If environmental groups in Vermont get their way, this could be the new slogan of the Green Mountain state.
That’s the message of their latest campaign to oppose the extension of a Vermont Gas Systems pipeline intended to transport shale gas from Canada to New York.
Vermont already became the first state in the union to ban the process of hydraulic fracturing to recover natural gas in 2012, but this latest move to block the pipeline specifically because it is natural gas follows a new message that may surprise many in the environmental movement.
“At a time when climate change demands we do everything we can to move away from fossil fuels, building a new gas pipeline in Vermont moves us in exactly the wrong direction,” said Sandra Levine, an attorney with the Conservation Law Foundation, in a media release Monday.
She joins a coalition of groups headed by the Vermont Public Interest Research Group, one of the most influential lobbies in the state, to gather signatures and oppose the pipeline project which would expand Canadian gas to Vermont homes.
Other opponents have raised other points in order to halt the transport of gas across Vermont territory.
“We believe that communities should have locally sourced, environmentally sustainable energy sources which are democratically controlled by workers and their communities,” said Emily Reynolds, a member of Rising Tide Vermont, one of the environmental groups opposing the pipeline.
“People are concerned about the environmental impacts of fracking in Vermont and in other sensitive areas such as the Athabasca region in Canada, people are concerned about the lack of participation in the democratic process on the decision,” she told Watchdog.org.
Currently, close to 70 percent of the energy produced in the state comes from nuclear power, and the rest from hydroelectric power from Quebec.
Considering the recent shutdown of the Vermont Yankee Nuclear Power Station, cheered by environmental groups and Gov. Peter Shumlin, this could mean a sharp increase in energy bills in the coming years if no alternative is found.

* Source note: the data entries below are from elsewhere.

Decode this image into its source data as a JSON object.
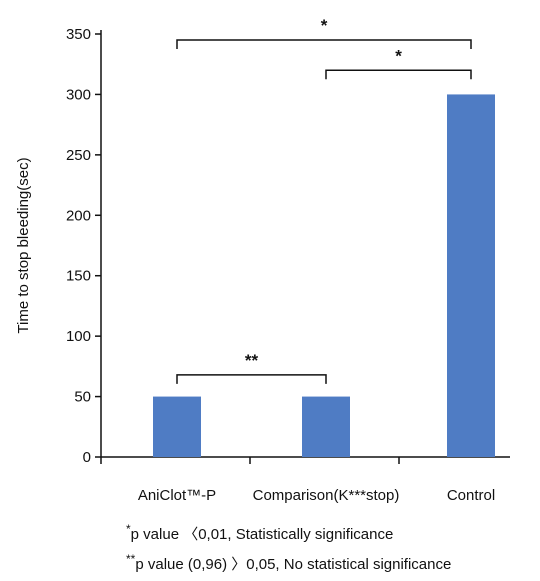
{
  "chart_data": {
    "type": "bar",
    "categories": [
      "AniClot™-P",
      "Comparison(K***stop)",
      "Control"
    ],
    "values": [
      50,
      50,
      300
    ],
    "ylabel": "Time to stop bleeding(sec)",
    "ylim": [
      0,
      350
    ],
    "yticks": [
      0,
      50,
      100,
      150,
      200,
      250,
      300,
      350
    ],
    "bar_color": "#4f7cc4",
    "grid": false,
    "legend": "none",
    "significance": [
      {
        "from": 0,
        "to": 2,
        "label": "*",
        "y": 345
      },
      {
        "from": 1,
        "to": 2,
        "label": "*",
        "y": 320
      },
      {
        "from": 0,
        "to": 1,
        "label": "**",
        "y": 68
      }
    ]
  },
  "footnotes": [
    {
      "mark": "*",
      "text": "p value 〈0,01, Statistically significance"
    },
    {
      "mark": "**",
      "text": "p value (0,96) 〉0,05, No statistical significance"
    }
  ]
}
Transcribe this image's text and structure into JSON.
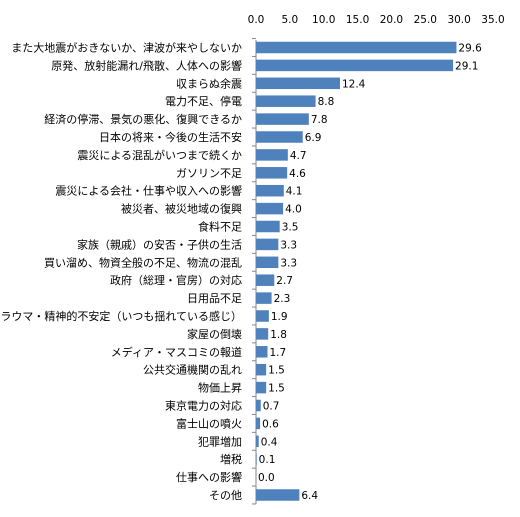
{
  "chart_data": {
    "type": "bar",
    "orientation": "horizontal",
    "title": "",
    "xlabel": "",
    "ylabel": "",
    "xlim": [
      0,
      35
    ],
    "x_ticks": [
      "0.0",
      "5.0",
      "10.0",
      "15.0",
      "20.0",
      "25.0",
      "30.0",
      "35.0"
    ],
    "x_axis_position": "top",
    "grid": false,
    "legend": "none",
    "bar_color": "#4F81BD",
    "categories": [
      "また大地震がおきないか、津波が来やしないか",
      "原発、放射能漏れ/飛散、人体への影響",
      "収まらぬ余震",
      "電力不足、停電",
      "経済の停滞、景気の悪化、復興できるか",
      "日本の将来・今後の生活不安",
      "震災による混乱がいつまで続くか",
      "ガソリン不足",
      "震災による会社・仕事や収入への影響",
      "被災者、被災地域の復興",
      "食料不足",
      "家族（親戚）の安否・子供の生活",
      "買い溜め、物資全般の不足、物流の混乱",
      "政府（総理・官房）の対応",
      "日用品不足",
      "トラウマ・精神的不安定（いつも揺れている感じ）",
      "家屋の倒壊",
      "メディア・マスコミの報道",
      "公共交通機関の乱れ",
      "物価上昇",
      "東京電力の対応",
      "富士山の噴火",
      "犯罪増加",
      "増税",
      "仕事への影響",
      "その他"
    ],
    "values": [
      29.6,
      29.1,
      12.4,
      8.8,
      7.8,
      6.9,
      4.7,
      4.6,
      4.1,
      4.0,
      3.5,
      3.3,
      3.3,
      2.7,
      2.3,
      1.9,
      1.8,
      1.7,
      1.5,
      1.5,
      0.7,
      0.6,
      0.4,
      0.1,
      0.0,
      6.4
    ],
    "data_labels": [
      "29.6",
      "29.1",
      "12.4",
      "8.8",
      "7.8",
      "6.9",
      "4.7",
      "4.6",
      "4.1",
      "4.0",
      "3.5",
      "3.3",
      "3.3",
      "2.7",
      "2.3",
      "1.9",
      "1.8",
      "1.7",
      "1.5",
      "1.5",
      "0.7",
      "0.6",
      "0.4",
      "0.1",
      "0.0",
      "6.4"
    ]
  }
}
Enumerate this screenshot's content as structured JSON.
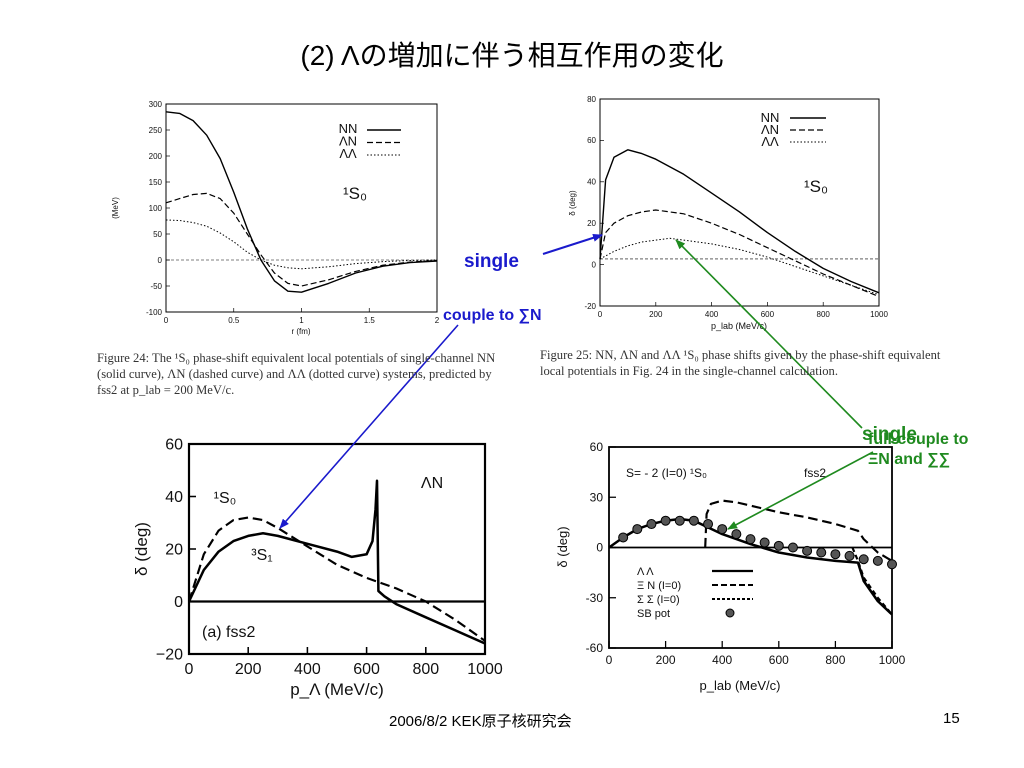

Energy users in Vermont already pay some of the highest prices for heating oil in the nation, according to the Vermont Heat Report released by the Vermont Public Service Department, a cost that is expected to grow because of colder temperatures and the already staggering number of Vermont residents on home heating assistance.
The question for activists is whether their opposition to the use of natural gas as a fuel matches with the facts on emissions and pollution of the environment, which they hold to be the central tenant of their protests.
According to the Center for Climate and Energy Solutions, a nonprofit climate change think tank based in Arlington, Va., the amount of energy sector emissions in the year 2013 is at its “lowest levels since 1994, in part because of the substitution of natural gas for other fossil fuels, particularly coal.”
With no fracking currently allowed in the state and no discernible change likely to come in the next few years, it is uncertain what will fill the vacuum of Vermont’s energy needs, especially if environmental groups continue to have measure influence on state policy.
The 2011 energy plan released by the Vermont Public Service Department aims to have 90 percent of Vermont’s energy be renewable by the year 2050.